Counterpoints and Limitations
Proponents of MCP might argue that standardization enhances security and reliability. Without a controlled interface, LLMs freely interacting with APIs could introduce risks, such as executing malicious code or misinterpreting complex systems. In enterprise settings, MCP’s uniformity could simplify auditing and compliance, ensuring AI actions are traceable. Additionally, current LLMs are not fully autonomous—they struggle with long-term planning and edge cases, like ambiguous API documentation or rate limits. MCP might serve as a pragmatic stopgap, enabling LLMs to be useful today while their reasoning improves.
These points have merit, but they don’t outweigh MCP’s flaws. Security concerns can be addressed through sandboxed environments or robust error-handling, not by simplifying the world for LLMs. The stopgap argument also falters when we consider the pace of AI advancement. As LLMs evolve toward deeper reasoning—potentially integrating reinforcement learning or persistent memory—MCP’s role will diminish. A protocol designed for today’s limitations risks obsolescence tomorrow, much like early autopilot systems that relied on lane markers gave way to vision-based AI.
The Path Forward
MCP is a transitional technology, a reflection of LLMs’ current adolescence. It excels in niche scenarios, like conversational tools for casual users, but falls short for the ambitious goal of general AI. The digital world is too complex to be abstracted into a single protocol, and LLMs are too capable to be confined by one. Instead, we should invest in LLMs that emulate human programmers: browsing the web, learning from documentation, and crafting solutions tailored to real-world systems. This approach not only maximizes LLMs’ potential but also aligns with the ethos of AI—to augment, not constrain, human ingenuity.

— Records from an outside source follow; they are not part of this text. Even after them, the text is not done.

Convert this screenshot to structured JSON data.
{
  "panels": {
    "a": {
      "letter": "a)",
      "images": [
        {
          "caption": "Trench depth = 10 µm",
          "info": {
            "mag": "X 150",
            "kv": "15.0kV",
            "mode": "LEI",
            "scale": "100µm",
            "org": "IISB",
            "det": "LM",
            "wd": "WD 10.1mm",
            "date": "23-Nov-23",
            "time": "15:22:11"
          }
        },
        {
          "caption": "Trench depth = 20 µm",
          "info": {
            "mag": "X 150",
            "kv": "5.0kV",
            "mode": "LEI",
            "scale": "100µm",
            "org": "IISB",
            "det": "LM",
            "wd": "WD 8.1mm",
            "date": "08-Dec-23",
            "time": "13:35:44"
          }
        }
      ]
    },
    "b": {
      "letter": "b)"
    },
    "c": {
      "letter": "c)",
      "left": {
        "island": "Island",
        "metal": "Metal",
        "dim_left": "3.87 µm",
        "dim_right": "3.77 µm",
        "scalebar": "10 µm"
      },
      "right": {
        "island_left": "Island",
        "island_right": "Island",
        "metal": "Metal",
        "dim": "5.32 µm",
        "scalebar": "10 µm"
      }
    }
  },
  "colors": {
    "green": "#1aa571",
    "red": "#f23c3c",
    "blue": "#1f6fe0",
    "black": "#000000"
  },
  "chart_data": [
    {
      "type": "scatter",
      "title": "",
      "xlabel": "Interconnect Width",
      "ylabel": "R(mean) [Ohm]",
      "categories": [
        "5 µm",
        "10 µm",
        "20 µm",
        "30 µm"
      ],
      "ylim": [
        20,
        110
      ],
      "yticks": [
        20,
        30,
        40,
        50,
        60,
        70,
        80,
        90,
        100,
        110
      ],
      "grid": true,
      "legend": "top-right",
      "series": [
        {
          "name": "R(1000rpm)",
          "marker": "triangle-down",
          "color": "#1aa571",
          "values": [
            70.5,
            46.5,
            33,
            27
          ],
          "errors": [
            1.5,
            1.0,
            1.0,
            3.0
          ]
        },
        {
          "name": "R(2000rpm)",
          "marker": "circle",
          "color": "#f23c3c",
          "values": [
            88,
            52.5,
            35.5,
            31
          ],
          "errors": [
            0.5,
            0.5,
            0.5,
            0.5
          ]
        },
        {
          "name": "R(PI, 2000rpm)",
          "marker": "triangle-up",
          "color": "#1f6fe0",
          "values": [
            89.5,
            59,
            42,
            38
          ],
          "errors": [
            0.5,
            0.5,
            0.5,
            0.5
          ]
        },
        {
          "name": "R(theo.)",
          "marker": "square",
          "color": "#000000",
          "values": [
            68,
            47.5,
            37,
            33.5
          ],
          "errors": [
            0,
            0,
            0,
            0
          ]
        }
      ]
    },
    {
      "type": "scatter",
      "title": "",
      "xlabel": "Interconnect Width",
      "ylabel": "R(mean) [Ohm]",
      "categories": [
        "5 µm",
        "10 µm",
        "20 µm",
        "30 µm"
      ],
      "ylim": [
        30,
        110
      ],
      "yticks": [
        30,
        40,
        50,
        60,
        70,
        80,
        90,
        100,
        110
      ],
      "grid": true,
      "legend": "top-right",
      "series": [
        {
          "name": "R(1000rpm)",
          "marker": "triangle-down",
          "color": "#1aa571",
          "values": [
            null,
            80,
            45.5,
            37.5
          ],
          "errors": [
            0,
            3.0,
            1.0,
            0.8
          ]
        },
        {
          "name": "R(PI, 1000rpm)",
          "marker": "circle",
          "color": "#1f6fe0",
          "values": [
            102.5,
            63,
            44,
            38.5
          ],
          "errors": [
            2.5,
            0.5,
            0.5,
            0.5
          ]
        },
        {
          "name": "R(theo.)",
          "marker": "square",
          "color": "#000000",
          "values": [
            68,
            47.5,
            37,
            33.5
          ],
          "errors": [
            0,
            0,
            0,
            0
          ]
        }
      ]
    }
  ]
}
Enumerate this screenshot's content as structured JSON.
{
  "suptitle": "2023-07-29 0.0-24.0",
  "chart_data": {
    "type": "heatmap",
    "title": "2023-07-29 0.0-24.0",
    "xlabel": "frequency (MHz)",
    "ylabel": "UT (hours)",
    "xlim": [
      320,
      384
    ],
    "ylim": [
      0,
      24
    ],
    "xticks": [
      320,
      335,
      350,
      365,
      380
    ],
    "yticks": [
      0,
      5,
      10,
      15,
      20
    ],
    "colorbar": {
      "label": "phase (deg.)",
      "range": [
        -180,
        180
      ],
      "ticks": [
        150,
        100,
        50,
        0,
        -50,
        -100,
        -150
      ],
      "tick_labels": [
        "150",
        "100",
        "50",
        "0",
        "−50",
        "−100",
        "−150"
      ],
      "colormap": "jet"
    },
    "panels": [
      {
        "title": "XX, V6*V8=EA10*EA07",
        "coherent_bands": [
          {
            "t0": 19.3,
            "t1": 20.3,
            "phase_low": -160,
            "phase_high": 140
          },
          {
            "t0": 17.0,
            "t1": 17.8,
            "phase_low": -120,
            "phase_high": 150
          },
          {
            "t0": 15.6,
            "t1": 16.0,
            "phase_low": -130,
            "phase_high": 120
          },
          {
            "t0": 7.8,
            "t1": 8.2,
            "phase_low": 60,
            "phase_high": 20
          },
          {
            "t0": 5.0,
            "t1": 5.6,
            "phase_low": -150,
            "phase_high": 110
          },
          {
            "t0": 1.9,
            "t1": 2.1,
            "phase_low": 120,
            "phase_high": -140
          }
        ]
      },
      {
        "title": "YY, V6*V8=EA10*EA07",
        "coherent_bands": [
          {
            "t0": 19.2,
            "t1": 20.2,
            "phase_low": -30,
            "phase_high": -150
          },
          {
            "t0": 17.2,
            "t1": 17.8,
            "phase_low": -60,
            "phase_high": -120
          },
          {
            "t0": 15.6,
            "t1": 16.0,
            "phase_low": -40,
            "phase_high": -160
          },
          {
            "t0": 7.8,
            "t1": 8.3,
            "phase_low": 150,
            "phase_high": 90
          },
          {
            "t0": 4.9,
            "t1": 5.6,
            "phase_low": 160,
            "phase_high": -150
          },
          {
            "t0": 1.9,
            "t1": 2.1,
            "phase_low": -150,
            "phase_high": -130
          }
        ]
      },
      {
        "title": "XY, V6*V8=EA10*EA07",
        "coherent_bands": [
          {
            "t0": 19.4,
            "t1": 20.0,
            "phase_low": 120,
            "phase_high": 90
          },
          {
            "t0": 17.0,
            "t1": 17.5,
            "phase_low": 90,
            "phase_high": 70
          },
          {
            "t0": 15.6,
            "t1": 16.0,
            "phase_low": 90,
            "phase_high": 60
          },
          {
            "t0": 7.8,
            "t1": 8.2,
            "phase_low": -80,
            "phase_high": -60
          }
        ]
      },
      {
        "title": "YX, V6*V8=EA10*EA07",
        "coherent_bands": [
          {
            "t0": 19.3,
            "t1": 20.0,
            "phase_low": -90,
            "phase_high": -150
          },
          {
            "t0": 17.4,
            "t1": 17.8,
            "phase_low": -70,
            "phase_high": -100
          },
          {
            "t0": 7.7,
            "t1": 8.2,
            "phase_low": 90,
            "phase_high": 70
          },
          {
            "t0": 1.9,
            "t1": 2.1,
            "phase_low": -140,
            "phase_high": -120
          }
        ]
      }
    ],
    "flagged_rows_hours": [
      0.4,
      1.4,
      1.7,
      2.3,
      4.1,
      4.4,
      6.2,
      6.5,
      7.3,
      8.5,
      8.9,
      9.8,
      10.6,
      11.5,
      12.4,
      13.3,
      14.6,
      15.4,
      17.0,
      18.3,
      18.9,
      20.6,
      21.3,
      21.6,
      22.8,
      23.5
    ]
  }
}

The self-driving car analogy reminds us that intelligence at the edge—whether in a vehicle or an LLM—scales better than reengineering the world. Just as roads remain unchanged while cars grow smarter, the digital ecosystem should stand as is, with LLMs adapting to its diversity. MCP may offer short-term convenience, but the future belongs to autonomous AI agents that navigate the world with the same dexterity as their human counterparts. By betting on LLMs’ adaptability, we can unlock their true potential, rendering protocols like MCP relics of a less ambitious era.